A few years back I was working as the system integrator for a line with 4 tooling vendors at a tier 1 JIT facility. The system had 2 ControlLogix L74 PLC’s, 8 CompactLogix 5370 Series PLC’s, and even a couple of MicroLogix 1400’s. With nearly 100 remote IO devices, and produce / consume tags set to every PLC with one of the L74’s handling part trace ability and communication to the plants MES system. There were over 20 3rd party HMI’s, and a dozen robots. In the beginning as the first sets of equipment were dropped off, everything was fine. We saw all of the equipment running standalone without any issue.
The problems didn’t begin until we began connecting all the networks and configuring the permissives for the part tracking. Firstoff we saw some lag on the barcode readers and a spike on the main PLC’s communication slice. No big deal. Offset the RPI’s of each network device as the integrators had left them all at the default 20ms when shipping. Who needs to check for a barcode update every 20ms? That would call for a queue function in the reader. Added another 10% of the cpu to the comm slice as well. Next up we started to check our messaging. We saw that several of the HMI’s were locking up – they required a power cycle to restore. Within an hour or two, the same HMI’s had locked up again. Over the next few weeks, the tooling suppliers and the plant went back and forth with the manufacturer of the HMI with no real resolution; a few changes in the projects, a few firmware updates. Nothing seemed to make much of a difference. The only thing that had an impact was reducing the number of HMI’s on the network. That’s when I decided to dig into the problem myself. The line had standard unmanaged switches, so I borrowed an 8 port managed from the plant IT staff. I configured port mirroring and tucked it between the main traceability PLC and the primary switch for the line. I configured Wireshark to intercept any traffic with one of the HMI’s addresses and let it rip.
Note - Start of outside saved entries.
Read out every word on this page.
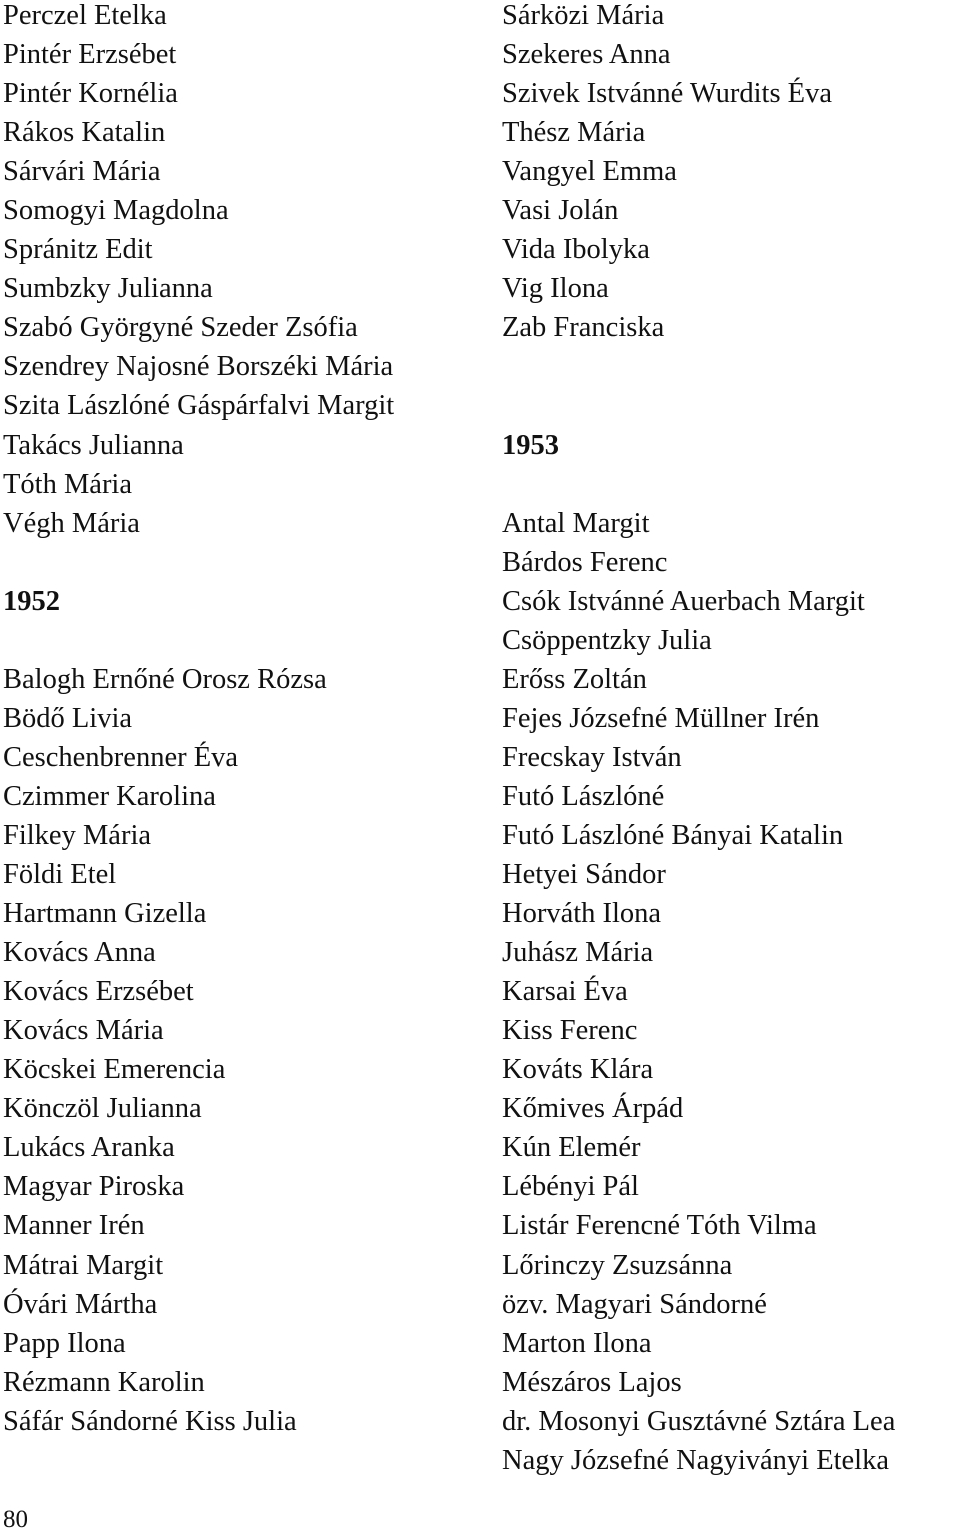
Perczel Etelka
Pintér Erzsébet
Pintér Kornélia
Rákos Katalin
Sárvári Mária
Somogyi Magdolna
Spránitz Edit
Sumbzky Julianna
Szabó Györgyné Szeder Zsófia
Szendrey Najosné Borszéki Mária
Szita Lászlóné Gáspárfalvi Margit
Takács Julianna
Tóth Mária
Végh Mária
1952
Balogh Ernőné Orosz Rózsa
Bödő Livia
Ceschenbrenner Éva
Czimmer Karolina
Filkey Mária
Földi Etel
Hartmann Gizella
Kovács Anna
Kovács Erzsébet
Kovács Mária
Köcskei Emerencia
Könczöl Julianna
Lukács Aranka
Magyar Piroska
Manner Irén
Mátrai Margit
Óvári Mártha
Papp Ilona
Rézmann Karolin
Sáfár Sándorné Kiss Julia
Sárközi Mária
Szekeres Anna
Szivek Istvánné Wurdits Éva
Thész Mária
Vangyel Emma
Vasi Jolán
Vida Ibolyka
Vig Ilona
Zab Franciska
1953
Antal Margit
Bárdos Ferenc
Csók Istvánné Auerbach Margit
Csöppentzky Julia
Erőss Zoltán
Fejes Józsefné Müllner Irén
Frecskay István
Futó Lászlóné
Futó Lászlóné Bányai Katalin
Hetyei Sándor
Horváth Ilona
Juhász Mária
Karsai Éva
Kiss Ferenc
Kováts Klára
Kőmives Árpád
Kún Elemér
Lébényi Pál
Listár Ferencné Tóth Vilma
Lőrinczy Zsuzsánna
özv. Magyari Sándorné
Marton Ilona
Mészáros Lajos
dr. Mosonyi Gusztávné Sztára Lea
Nagy Józsefné Nagyiványi Etelka
80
The first thing I noticed was the flood of TCP Retransmission and TCP Dup Ack packets. They were flooding the network! Next was the size of some of these packets, most of them between 200 and 400 bytes. Looking at the data in the packets, we recognized the messages in the alarm banners for the HMI’s. It turns out that these 3rd party HMI’s actually take the text from the PLC instead of just a state number. Then they ignore the configured polling intervals set in the project, and alarms continuously poll the PLC. The timeout set in the device was so short, when there was any congestion on the network, they would attempt a retransmission, and further congest the network. This led to a downward spiral until the device locked up.
Upon providing the packet capture to the manufacturer, they acknowledged the issue and were able to reproduce the problem on their end. After a week without an update, we removed all of the alarm banners and replaced them with multi state text boxes. The line is running without issue (here at least) to this day!